Gold (atomic radius = 0.144 nm) crystallises in a face-centred unit cell. What is the length of a side of the cell?

Answer 1

Hint: FCC or face-centred cubic structure has atoms at each of the corners as well as at each of the faces of the cubical cell. These atoms that are arranged in the cell are known as lattice points.

Complete step by step solution:
An arrangement of atoms in crystals in which the atomic centres are disposed in space in such a way that one atom is located at each of the corners of the cube and one at the centre of each face is known as the face-centred unit cell. It is relatively "tightly" packed (atomic packing factor = 0.74).
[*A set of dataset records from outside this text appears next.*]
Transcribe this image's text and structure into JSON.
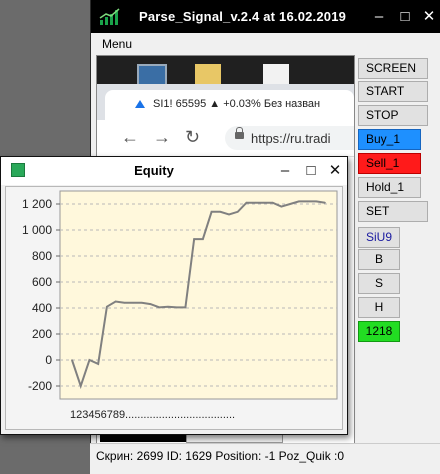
{
  "main_window": {
    "title": "Parse_Signal_v.2.4 at 16.02.2019",
    "menu": "Menu",
    "controls": {
      "minimize": "–",
      "maximize": "□",
      "close": "✕"
    }
  },
  "screen_capture": {
    "tab_title": "SI1! 65595 ▲ +0.03% Без назван",
    "url": "https://ru.tradi"
  },
  "buttons": [
    {
      "label": "SCREEN",
      "color": "#e1e1e1"
    },
    {
      "label": "START",
      "color": "#e1e1e1"
    },
    {
      "label": "STOP",
      "color": "#e1e1e1"
    },
    {
      "label": "Buy_1",
      "color": "#1e90ff"
    },
    {
      "label": "Sell_1",
      "color": "#ff1a1a"
    },
    {
      "label": "Hold_1",
      "color": "#e1e1e1"
    },
    {
      "label": "SET",
      "color": "#e1e1e1"
    },
    {
      "label": "SiU9",
      "color": "#e1e1e1"
    },
    {
      "label": "B",
      "color": "#e1e1e1"
    },
    {
      "label": "S",
      "color": "#e1e1e1"
    },
    {
      "label": "H",
      "color": "#e1e1e1"
    },
    {
      "label": "1218",
      "color": "#22dd22"
    }
  ],
  "status_bar": "Скрин: 2699 ID: 1629 Position: -1 Poz_Quik :0",
  "equity_window": {
    "title": "Equity",
    "controls": {
      "minimize": "–",
      "maximize": "□",
      "close": "✕"
    }
  },
  "chart_data": {
    "type": "line",
    "title": "",
    "xlabel": "",
    "ylabel": "",
    "x_tick_text": "123456789....................................",
    "yticks": [
      -200,
      0,
      200,
      400,
      600,
      800,
      1000,
      1200
    ],
    "ytick_labels": [
      "-200",
      "0",
      "200",
      "400",
      "600",
      "800",
      "1 000",
      "1 200"
    ],
    "ylim": [
      -300,
      1300
    ],
    "grid": true,
    "background": "#fff8dc",
    "line_color": "#808080",
    "series": [
      {
        "values": [
          0,
          -200,
          0,
          -30,
          410,
          450,
          440,
          440,
          440,
          430,
          405,
          410,
          405,
          405,
          930,
          930,
          1140,
          1140,
          1120,
          1140,
          1210,
          1210,
          1210,
          1210,
          1180,
          1200,
          1220,
          1220,
          1220,
          1210
        ]
      }
    ]
  }
}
Now, in the question it is given that the atomic radius, r of gold is 0.144 nm. And the type of cubic cell is FCC. Therefore, let the length of the side of the cell be 'a'.
Thus, the diagonal of the side is given by,
$Diagonal \,of\, the\, side = 4r = a\sqrt {2}$
$\implies\,side\,length\,of \,cell, a \dfrac {4r}{\sqrt {2}} = 2\sqrt {2}r$
$\implies a = 2 \times 1.414 \times 0.144 \times {10}^{-9}$
$\implies a = 0.4073 \times {10}^{-9}m = 0.4073 nm$
Therefore, the length of the side of the cell is 0.4073 nm.

Note: It is important to note the structure of the cubic lattice before calculating the radius and side length of the cell. Each lattice has a different sort of relation between the radius and the side length.